To be clear, this formulation of the argument is mine and not Kojonen's, but I take it that something like this is implicit in Chapter 4 of his book. There, Kojonen points to a number of circumstances that seem to be epistemically improbable and yet are (or might be) crucial preconditions for a fruitful evolutionary process. For example, although functional biological forms are comparatively very rare, many of them are located sufficiently close to each other in the “landscape of possible forms” for evolution to be able to find them through a random search. Functional forms also seem to be connected in such a way that evolution can move from one to another by means of small steps, which must be the case if the process of natural selection is to generate complexity. This raises the question of why the “possibility space” has this particular shape, given the fact that it (as far as we know) could have been shaped in a number of other ways, for example, as an ocean dotted with small, disconnected islands of functional forms. A possible explanation of why the fitness landscape has a beneficial shape in the actual world is intentional design: The epistemically unlikely scenario of a fitness landscape traversable by evolution is actualized by a Creator in order to create life through evolution. Moreover, since the shape of the landscape of possible forms is determined by the basic laws of nature, there can be no complete natural‐scientific explanation of that shape. Scientific explanations appeal to the existing laws of nature, and what needs to be explained in this case is why the basic laws are such as to entail a beneficial “landscape of forms” rather than some other kind of landscape. This means that the only explanation that can compete with design in this case is chance, or perhaps some version of the multiverse hypothesis. Design, therefore, seems to be a quite viable explanation.
A potential worry here is that the DDA might collapse into the so‐called “cosmic” or “anthropic” fine‐tuning argument (Collins 2003; Manson 2009; Barnes 2020). Since evolution can only occur in an orderly universe where stable structures such as chemical elements, stars, and planets can exist, and since the existence of this kind of universe depends on a number of epistemically improbable preconditions—usually referred to as the “fine‐tuning” of basic laws and constants of nature—it trivially follows that evolution also depends on a number of epistemically improbable preconditions or fine‐tuning. Unfortunately, if evolution only presupposes the same amount of fine‐tuning as the existence of chemical elements, stars, and planets, then the basis for a specifically biological design argument is lacking. 1 The process of evolution and the emergence of complex organisms would not, in this scenario, provide any special evidence for a designer over and above what the existence of stars or chemical elements provides. 2 This means that biological arguments would add little or nothing to the case for divine design beyond what the “cosmic” fine‐tuning argument has already established. However, in light of the scientific evidence presented in Chapter 4 of Kojonen's book, it seems reasonable to believe that evolution in fact has very demanding preconditions and requires more precise fine‐tuning of basic laws than the mere existence of a stable universe with planets and life‐permitting conditions requires.

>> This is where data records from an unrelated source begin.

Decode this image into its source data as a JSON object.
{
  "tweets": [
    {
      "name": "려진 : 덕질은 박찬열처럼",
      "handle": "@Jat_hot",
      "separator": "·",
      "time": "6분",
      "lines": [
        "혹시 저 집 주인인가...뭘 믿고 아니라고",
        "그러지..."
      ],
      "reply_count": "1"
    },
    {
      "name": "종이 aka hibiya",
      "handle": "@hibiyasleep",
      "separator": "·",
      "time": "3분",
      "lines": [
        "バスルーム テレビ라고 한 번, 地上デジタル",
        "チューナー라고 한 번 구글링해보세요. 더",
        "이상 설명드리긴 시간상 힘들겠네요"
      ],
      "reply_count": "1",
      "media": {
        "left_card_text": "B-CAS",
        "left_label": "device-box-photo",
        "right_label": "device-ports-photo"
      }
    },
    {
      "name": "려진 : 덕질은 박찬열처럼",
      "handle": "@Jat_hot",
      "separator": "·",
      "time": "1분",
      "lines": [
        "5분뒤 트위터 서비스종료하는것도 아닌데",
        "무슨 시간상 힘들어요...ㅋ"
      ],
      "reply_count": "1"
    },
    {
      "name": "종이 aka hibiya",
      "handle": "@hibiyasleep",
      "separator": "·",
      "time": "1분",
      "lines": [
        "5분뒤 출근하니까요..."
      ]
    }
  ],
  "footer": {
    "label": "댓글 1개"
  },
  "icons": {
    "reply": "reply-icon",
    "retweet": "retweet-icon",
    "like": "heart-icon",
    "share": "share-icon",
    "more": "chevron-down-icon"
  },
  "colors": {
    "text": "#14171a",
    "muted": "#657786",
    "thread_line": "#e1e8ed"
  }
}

To sum up: Kojonen attempts to salvage the BDA by presenting another, supporting design argument, which I have called the DDA. If the latter argument succeeds, its conclusion can be used to defeat evolution as a defeater of the BDA. The DDA can also, as Kojonen suggests, be used in defense of the reliability of putative “design‐perceptions” (Ratzsch 2003; Plantinga 2011; Wahlberg 2012) against evolutionary debunking arguments (De Cruz and De Smedt 2014, 195). Another possibility is to regard the DDA as a self‐standing design argument that aims to establish the existence of a designer directly from scientific facts about evolution (in which case we could call it “The Evolutionary Fine‐Tuning Argument”).
How strong is the DDA? It depends on how strong one judges the scientific case for Premise 1 to be—the claim that evolution depends on a number of special and epistemically improbable preconditions (above and beyond general cosmic fine‐tuning). As Kojonen admits, there is presently a high degree of uncertainty about what a fruitful evolutionary process really requires in terms of the structure of the fitness landscape and possible laws of forms. If theorists like Stephen Jay Gould and Daniel Dennett are right, then perhaps the preconditions for evolution are not so stringent and demanding as Kojonen thinks, and hence not so epistemically improbable (Gould 1989; Dennett 1996). It can be argued, therefore, that the DDA in its present state is not sufficiently strong to justify the conclusion that evolution depends on design, but only strong enough to create a good deal of doubt as to whether evolution really could work without design.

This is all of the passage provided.